Our Sorin Fellows program cosponsored a panel discussion for students interested in pursuing a professional career in medicine entitled, "To Console, to Raise, to Give Hope: The Vocation of the Catholic Physician Today." Panelists Jeanne Farnan ND'17, Kate Callaghan ND'12, Mike Hawking ND'09, and Dr. Tom McGovern spoke about the process of becoming physicians, the work of navigating challenging bioethical and conscience issues, and how they sustain their ongoing enthusiasm for the art of medicine when faced with the grind of training and practice.
In collaboration with the Notre Dame Law School, in October the Center welcomed Attorney General William Barr to campus to speak about religious liberty. The recording of his talk quickly became the most-viewed video on the dCEC's YouTube channel, with more than 118,000 views in its first week after posting. The Attorney General's speech has continued to generate conversation and debate among thinkers across the political spectrum. The Wall Street Journal's Bill McGurn noted that, "America can count itself fortunate it still has a university where [a conversation like] this can happen."
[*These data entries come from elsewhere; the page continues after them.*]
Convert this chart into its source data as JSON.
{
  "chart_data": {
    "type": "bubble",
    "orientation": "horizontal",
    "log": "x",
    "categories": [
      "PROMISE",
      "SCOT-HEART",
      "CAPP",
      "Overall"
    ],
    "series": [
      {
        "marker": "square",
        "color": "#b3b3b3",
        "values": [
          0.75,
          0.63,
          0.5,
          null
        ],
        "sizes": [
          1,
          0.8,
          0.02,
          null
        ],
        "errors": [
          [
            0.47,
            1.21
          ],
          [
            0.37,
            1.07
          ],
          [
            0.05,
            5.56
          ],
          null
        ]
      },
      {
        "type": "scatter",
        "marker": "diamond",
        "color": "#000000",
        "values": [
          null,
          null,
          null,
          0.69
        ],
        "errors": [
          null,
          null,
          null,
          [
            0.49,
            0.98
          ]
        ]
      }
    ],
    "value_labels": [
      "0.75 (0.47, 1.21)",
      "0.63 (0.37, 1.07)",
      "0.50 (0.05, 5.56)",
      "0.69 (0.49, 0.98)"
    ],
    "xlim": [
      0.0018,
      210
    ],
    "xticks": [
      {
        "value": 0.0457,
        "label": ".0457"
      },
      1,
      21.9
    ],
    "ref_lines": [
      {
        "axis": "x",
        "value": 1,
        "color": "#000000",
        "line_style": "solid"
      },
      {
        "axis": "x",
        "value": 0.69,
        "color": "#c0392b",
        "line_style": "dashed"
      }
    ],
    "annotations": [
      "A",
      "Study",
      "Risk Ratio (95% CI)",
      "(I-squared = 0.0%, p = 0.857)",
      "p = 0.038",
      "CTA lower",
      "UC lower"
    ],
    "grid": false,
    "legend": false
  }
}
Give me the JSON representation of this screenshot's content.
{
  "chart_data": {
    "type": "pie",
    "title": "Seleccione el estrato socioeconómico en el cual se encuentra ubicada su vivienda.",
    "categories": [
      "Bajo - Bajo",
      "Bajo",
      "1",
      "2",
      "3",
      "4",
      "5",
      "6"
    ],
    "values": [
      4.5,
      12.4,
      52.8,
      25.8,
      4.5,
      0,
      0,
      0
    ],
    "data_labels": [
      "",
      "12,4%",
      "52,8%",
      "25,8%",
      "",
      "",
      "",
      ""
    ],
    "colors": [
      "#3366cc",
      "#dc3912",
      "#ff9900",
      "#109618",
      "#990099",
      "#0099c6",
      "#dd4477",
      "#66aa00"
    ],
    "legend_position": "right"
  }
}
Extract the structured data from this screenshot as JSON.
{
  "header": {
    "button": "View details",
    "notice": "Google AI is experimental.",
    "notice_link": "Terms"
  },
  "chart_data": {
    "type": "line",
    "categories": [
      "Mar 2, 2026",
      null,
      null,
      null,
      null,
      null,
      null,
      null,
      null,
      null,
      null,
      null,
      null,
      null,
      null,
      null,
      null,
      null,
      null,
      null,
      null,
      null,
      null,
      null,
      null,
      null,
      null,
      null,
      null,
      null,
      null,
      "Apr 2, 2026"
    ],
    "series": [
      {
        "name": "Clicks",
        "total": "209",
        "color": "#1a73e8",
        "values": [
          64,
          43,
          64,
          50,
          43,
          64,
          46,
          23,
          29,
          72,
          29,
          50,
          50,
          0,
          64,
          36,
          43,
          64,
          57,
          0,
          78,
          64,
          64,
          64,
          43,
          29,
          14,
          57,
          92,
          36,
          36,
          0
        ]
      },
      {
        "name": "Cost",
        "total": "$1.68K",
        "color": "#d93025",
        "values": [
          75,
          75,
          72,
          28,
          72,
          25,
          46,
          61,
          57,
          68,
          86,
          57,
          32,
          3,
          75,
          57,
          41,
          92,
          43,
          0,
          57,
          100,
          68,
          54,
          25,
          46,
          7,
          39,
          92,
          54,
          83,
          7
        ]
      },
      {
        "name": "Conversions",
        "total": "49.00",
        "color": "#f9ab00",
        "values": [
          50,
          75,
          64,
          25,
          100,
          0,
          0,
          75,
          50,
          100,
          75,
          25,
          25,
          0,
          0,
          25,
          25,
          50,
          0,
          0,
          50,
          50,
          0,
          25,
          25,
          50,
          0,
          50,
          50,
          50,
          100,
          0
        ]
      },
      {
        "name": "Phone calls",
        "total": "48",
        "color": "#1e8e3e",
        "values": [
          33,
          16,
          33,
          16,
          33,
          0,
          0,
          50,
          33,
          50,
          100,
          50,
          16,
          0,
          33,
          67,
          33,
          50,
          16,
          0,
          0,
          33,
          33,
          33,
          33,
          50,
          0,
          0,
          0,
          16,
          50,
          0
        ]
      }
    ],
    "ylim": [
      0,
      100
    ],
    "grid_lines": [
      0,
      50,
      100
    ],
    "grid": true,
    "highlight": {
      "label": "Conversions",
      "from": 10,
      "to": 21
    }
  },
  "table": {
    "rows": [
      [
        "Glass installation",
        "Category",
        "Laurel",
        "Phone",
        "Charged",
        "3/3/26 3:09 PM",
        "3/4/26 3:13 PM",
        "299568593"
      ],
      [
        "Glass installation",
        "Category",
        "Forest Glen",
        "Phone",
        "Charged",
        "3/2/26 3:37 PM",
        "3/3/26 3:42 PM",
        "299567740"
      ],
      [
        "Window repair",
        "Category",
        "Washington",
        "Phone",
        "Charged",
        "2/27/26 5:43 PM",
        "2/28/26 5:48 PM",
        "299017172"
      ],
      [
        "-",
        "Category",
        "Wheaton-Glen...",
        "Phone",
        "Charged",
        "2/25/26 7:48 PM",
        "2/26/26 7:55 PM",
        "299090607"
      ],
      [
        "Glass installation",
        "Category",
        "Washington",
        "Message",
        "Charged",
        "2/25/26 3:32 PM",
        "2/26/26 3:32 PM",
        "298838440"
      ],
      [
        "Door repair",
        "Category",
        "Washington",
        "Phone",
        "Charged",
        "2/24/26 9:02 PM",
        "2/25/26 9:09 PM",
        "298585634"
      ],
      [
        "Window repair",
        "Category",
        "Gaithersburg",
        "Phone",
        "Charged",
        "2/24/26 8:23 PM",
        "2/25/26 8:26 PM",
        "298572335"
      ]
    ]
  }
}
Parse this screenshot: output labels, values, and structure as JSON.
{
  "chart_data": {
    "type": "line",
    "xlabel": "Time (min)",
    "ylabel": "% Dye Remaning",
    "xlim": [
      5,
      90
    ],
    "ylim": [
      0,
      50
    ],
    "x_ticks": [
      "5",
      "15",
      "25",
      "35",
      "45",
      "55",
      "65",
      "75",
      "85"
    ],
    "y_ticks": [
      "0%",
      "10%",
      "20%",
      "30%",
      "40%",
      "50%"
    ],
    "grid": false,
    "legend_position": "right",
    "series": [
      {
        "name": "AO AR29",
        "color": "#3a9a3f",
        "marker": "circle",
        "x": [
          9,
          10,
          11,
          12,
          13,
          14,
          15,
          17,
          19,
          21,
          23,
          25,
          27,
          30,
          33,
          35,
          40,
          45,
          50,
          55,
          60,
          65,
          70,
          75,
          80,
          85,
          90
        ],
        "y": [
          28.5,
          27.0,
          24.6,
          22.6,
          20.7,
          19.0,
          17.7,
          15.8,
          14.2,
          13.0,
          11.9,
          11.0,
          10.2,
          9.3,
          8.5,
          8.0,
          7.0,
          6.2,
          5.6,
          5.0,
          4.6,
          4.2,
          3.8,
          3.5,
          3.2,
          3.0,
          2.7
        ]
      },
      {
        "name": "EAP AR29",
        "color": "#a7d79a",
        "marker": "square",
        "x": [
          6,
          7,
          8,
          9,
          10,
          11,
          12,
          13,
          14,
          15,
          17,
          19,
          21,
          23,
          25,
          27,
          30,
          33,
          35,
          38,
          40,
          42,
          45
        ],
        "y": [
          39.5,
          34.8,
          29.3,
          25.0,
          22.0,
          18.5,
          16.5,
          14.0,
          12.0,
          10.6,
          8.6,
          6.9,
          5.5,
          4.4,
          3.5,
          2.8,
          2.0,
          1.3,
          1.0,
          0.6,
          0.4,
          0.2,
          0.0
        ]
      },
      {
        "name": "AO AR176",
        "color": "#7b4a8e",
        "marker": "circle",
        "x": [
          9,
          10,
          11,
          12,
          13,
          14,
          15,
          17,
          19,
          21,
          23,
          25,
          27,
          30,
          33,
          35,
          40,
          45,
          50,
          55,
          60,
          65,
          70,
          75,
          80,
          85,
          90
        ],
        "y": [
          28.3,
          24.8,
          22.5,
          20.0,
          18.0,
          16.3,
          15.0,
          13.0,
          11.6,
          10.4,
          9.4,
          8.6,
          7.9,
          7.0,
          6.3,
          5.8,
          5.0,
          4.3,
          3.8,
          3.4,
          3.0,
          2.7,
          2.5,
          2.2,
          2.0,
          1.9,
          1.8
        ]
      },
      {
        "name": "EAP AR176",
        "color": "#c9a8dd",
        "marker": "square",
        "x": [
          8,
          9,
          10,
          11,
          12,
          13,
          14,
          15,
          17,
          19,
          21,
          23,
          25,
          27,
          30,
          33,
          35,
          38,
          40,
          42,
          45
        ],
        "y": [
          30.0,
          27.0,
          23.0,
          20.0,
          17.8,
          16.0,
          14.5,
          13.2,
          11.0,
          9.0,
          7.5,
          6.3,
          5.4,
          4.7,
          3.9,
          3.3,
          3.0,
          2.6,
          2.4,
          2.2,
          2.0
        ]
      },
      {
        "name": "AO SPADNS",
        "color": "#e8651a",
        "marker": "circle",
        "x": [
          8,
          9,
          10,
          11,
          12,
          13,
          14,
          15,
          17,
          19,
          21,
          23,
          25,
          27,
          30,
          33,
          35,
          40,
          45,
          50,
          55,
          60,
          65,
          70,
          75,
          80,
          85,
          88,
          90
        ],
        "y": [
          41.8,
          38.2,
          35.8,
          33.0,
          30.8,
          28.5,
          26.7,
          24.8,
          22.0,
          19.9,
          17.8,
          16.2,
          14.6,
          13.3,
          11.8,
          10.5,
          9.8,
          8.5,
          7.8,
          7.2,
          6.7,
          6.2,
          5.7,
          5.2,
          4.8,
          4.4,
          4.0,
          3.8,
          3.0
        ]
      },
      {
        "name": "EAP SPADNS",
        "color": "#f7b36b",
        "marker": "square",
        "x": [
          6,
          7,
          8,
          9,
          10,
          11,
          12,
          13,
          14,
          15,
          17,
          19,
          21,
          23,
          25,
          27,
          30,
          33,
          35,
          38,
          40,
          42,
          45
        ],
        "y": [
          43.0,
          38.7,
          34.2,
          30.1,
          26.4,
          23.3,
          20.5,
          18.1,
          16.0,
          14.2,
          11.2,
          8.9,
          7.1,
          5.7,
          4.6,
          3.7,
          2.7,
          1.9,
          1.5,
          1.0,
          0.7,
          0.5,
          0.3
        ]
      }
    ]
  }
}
In November, the Center hosted our twentieth annual Fall Conference, "I Have Called You Friends," welcoming more than 850 registered guests and 110 speakers to discuss friendship as it was understood in the ancient, medieval, modern, and contemporary world. Keynote speakers included the Most Rev. Borys Gudziak (Ukrainian Catholic Archeparchy of Philadelphia), philosopher Alasdair MacIntyre (dCEC senior distinguished research fellow), theologian Stanley Hauerwas (Duke Divinity School), and poet James Matthew Wilson (Villanova University) in conversation with filmmaker Whit Stillman.
As we at the de Nicola Center for Ethics and Culture wrap up our twentieth year of work sharing the richness of the Catholic moral and intellectual tradition both at Notre Dame and in the wider public square, we are grateful for the many benefactors and friends who contribute to our mission through your prayers and your generous financial support. May you be richly blessed in this Advent and Christmas season!